Perhelatan konferensi tahunan terkait perubahan iklim secara simultan direncanakan akan berlangsung di Lima, Peru pada akhir tahun 2014 ini dan akan dikonkretkan pada akhir tahun 2015 di Paris, Perancis.
Salah satu hal penting yang dibicarakan adalah keterlibatan aktif dari para negara berkembang dengan pemilik hutan besar dalam upaya mitigasi emisi secara lebih konkret dan terukur.
Delegasi Republik Indonesia (Delri) sebagai salah satu delegasi negara yang aktif dalam rangka memberikan komitmen, dituntut untuk dapat lebih berpartisipasi secara nyata dalam upaya mitigasi emisi.
Tak tanggung-tanggung kali ini paling tidak tercatat 6 proposal diajukan oleh Delri dalam pertemuan Conference Of the Parties (COP) di Peru akhir tahun 2014; yaitu Sustainable Transport Programme senilai 31 juta Euro, Smart Street Lighting Initiativesenilai 294 juta dollar Amerika Serikat, Vertically Integrated Municipal Solid Waste senilai 10 juta Euro, Cement senilai 2,063 juta Euro, Community Forest Partnership for Wood Biomass Based Energy senilai 198 juta dollar Amerika Serikat dan Debottlenecking Project Finance for Least Cost Renewables in Indonesia senilai 200 juta Euro.
Keseluruhan proposal ini akan diajukan oleh Delri melalui mekanisme National Appropriate Mitigation Actions (NAMA’s), sebuah mekanisme yang sama pada saat Indonesia pertama kali mencatatkan komitmen mitigasi emisi di tahun 2009 pada forum G-20.
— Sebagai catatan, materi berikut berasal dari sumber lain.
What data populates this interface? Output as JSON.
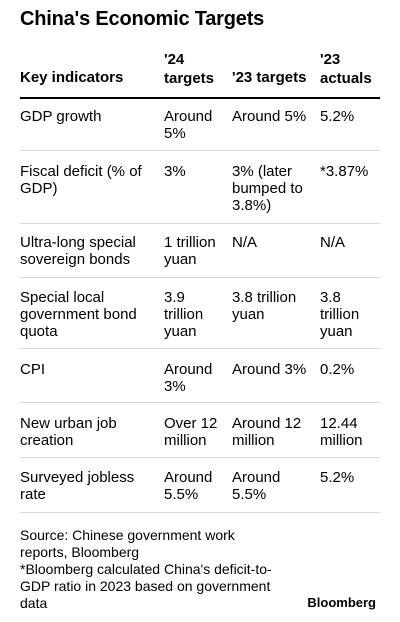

Namun berbagai proposal tersebut terlihat janggal saat komitmen sebelumnya yang diajukan oleh Pemerintah Indonesia yaitu mitigasi emisi secara umum, belum juga membuahkan hasil nyata dan dapat dipertanggungjawabkan secara utuh.
Bahkan beberapa komitmen tercederai dengan fakta yang menunjukkan hasil sebaliknya pada tataran implementasi, misal terkait peningkatan titik api dan laju deforestasi yang menyentuh titik maksimal pada tahun 2013 memberikan kesan buruk terhadap janji yang telah dicatatkan dan mengikat pada sumber hukum internasional tersebut.
Komitmen dalam kerangka hukum bukan hanya berisi janji dan berada pada ruang hampa semata, namun menuntut adanya realisasi dalam bentuk nyata serta menimbulkan tanggung jawab secara norma dan implementasi.
Proses Lahirnya Komitmen
Sedari awal, rezim perubahan iklim telah membantu dengan melakukan identifikasi beberapa kontributor emisi besar di dunia dan memposisikan mereka sebagai negara-negara yang berkewajiban untuk mengambil langkah mitigasi dengan segera dan terukur.
Walaupun dalam praktiknya kerap kali negara-negara tersebut enggan untuk melakukan ratifikasi dengan langkah hukum pada tataran nasional mereka namun konstruksi ini telah mendudukkan aktor utama yang patut dan wajib diminta pertanggungjawaban terhadap kondisi kerusakan iklim yang terjadi.
Sepanjang perjalanan dari rezim penanggulangan perubahan iklim dan merujuk pada sumber komitmen yang dihasilkan, paling tidak terdapat 2 asal dari komitmen yang hadir yaitu pendekatan berbasis sebuah peraturan internasional seperti yang diusung dalam Protokol Kyoto atau yang lebih dikenal dengan model top-down.
Kedua adalah model dengan basis inisiatif dari negara yang memang sebelumnya tidak terikat kewajiban apapun terkait dengan tindakan tertentu atau yang dikenal dengan pendekatan bottom-up seperti yang diberikan wadah pada mekanisme National Appropriate Mitigation Actions (NAMA’s).